I suspect plug that fires in air is not firing in compression. not really yhte plug as many have been tried so I suspect the ignition.

thanks in advance


----------



## Restrorob (Dec 23, 2007)

Out of the manual;


To check ignition coil primary side,
connect one ohmmeter lead to primary
(black) coil lead and touch iron coil
laminations with remaining lead. On
transistorized units, ohmmeter should
register 1.0-1.2 ohms on GXV120,
0.8-1.0 on Models GX120, GX160 and
GX200, and 0.7-0.9 ohm on other models.
On CDI units, ohmmeter should
read 224-323 ohms.
To check ignition coil secondary side,
connect one ohmmeter lead to the spark
plug lead wire and remaining lead to
the iron core laminations. On transistorized
units, ohmmeter should read
10k-14k ohms on GXV120, 5.9k-7.1k
ohms on Models GX120, GX160 and
GX200, and 6.3k-7.7k ohms on other
models. On CDI units, ohmmeter
should read 5.01k-8.45k ohms. If ohmmeter
readings are not as specified, renew
ignition coil.

Good Luck


----------



## royboy (Mar 30, 2008)

does the ohmeter reading include the spark plug cap? my cap alone is 10.8 ohms and the secondary measurement from laminate to end of spark plug wire less the cap is 13.2 ohms.

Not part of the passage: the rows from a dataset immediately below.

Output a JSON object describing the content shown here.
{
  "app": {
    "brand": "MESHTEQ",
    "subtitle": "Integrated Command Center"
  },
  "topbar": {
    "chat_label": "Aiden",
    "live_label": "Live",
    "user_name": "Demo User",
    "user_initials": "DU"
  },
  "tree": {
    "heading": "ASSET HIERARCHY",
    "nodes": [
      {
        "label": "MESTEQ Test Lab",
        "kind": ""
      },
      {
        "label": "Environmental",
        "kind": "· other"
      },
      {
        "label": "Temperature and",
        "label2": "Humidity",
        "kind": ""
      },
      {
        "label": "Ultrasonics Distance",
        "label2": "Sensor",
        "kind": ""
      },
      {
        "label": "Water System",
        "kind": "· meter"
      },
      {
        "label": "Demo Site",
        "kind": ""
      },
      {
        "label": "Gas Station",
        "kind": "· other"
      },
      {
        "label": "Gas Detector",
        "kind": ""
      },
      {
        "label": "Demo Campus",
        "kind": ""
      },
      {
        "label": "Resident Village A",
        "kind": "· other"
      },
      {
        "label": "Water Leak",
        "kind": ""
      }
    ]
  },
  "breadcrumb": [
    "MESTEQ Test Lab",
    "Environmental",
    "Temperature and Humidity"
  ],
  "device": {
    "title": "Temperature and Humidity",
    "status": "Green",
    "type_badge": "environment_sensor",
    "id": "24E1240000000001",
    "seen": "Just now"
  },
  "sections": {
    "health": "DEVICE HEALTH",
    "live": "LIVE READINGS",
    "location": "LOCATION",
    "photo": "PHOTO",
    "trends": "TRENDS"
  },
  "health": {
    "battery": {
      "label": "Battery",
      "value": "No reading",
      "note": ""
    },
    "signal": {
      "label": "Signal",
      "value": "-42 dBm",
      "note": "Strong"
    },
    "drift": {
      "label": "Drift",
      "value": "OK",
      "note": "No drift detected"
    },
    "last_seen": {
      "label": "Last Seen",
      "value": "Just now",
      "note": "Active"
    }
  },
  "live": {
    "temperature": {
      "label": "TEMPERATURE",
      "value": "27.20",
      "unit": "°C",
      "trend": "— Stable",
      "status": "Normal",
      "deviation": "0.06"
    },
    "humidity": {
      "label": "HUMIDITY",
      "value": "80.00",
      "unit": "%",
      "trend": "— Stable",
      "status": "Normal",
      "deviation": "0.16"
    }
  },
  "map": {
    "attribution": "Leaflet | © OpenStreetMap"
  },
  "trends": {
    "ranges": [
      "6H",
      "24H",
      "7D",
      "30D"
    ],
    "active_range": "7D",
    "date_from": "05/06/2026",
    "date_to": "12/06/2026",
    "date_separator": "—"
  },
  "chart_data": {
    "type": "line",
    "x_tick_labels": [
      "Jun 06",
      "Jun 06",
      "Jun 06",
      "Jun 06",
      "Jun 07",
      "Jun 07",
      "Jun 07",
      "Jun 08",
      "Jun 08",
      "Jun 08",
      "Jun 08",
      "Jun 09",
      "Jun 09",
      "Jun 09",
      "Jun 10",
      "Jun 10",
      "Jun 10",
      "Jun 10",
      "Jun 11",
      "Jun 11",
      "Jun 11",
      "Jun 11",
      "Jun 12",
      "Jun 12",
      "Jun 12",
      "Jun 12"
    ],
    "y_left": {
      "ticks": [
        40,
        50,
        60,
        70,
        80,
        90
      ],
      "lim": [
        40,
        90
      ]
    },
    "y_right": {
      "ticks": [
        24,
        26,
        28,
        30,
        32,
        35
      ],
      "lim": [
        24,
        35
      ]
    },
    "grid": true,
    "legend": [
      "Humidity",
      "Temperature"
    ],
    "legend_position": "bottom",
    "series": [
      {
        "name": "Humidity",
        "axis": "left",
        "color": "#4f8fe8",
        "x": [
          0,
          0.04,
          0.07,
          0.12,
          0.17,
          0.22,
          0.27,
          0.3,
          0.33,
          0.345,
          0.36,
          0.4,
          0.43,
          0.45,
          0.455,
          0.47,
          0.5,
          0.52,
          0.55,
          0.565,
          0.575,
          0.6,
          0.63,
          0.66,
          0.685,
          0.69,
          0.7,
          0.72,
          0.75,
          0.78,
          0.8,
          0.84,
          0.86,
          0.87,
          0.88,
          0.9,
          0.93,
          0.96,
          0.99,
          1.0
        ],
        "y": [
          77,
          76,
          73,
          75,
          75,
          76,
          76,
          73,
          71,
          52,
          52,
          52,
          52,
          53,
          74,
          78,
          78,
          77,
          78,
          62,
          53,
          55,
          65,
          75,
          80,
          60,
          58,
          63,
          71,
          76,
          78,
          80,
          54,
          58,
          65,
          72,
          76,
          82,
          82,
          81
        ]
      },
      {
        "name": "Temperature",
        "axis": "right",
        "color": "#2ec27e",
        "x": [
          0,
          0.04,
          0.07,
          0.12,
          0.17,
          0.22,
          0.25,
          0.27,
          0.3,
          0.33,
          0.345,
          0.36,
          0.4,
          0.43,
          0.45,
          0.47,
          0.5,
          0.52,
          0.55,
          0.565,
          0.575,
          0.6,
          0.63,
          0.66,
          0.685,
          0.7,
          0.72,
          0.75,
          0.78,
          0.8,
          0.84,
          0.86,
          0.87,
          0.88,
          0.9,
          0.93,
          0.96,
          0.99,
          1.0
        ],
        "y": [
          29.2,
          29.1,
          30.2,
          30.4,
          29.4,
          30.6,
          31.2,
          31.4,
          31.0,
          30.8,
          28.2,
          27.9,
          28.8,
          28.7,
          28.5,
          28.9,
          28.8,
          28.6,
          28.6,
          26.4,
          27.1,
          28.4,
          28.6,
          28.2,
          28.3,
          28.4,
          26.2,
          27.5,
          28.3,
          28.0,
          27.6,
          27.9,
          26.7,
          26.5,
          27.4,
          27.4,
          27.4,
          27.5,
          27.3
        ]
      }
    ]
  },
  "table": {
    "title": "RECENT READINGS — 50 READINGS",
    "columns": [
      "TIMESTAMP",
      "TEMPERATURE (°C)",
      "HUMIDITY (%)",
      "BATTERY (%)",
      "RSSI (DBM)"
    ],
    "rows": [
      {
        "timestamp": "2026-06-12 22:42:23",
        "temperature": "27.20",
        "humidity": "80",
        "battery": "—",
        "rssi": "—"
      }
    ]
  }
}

The total would be 24 ohms.


----------



## Restrorob (Dec 23, 2007)

Well Roy,

I have never had to test one of these coils, I have found either they work or they don't.

Here is a clip from the GXV610 manual;

To check ignition coil secondary side,
remove the spark plug cap and connect
one ohmmeter lead to the spark plug
lead wire and remaining lead to the
iron core laminations.

I would assume it would apply to the smaller block engines as well since it does say in the proper test to put your test lead "to the spark
plug *lead wire*", I couldn't find any test specs on the cap it's self.

But, From the specs you posted either with the cap or without the coil is out of specified range.


----------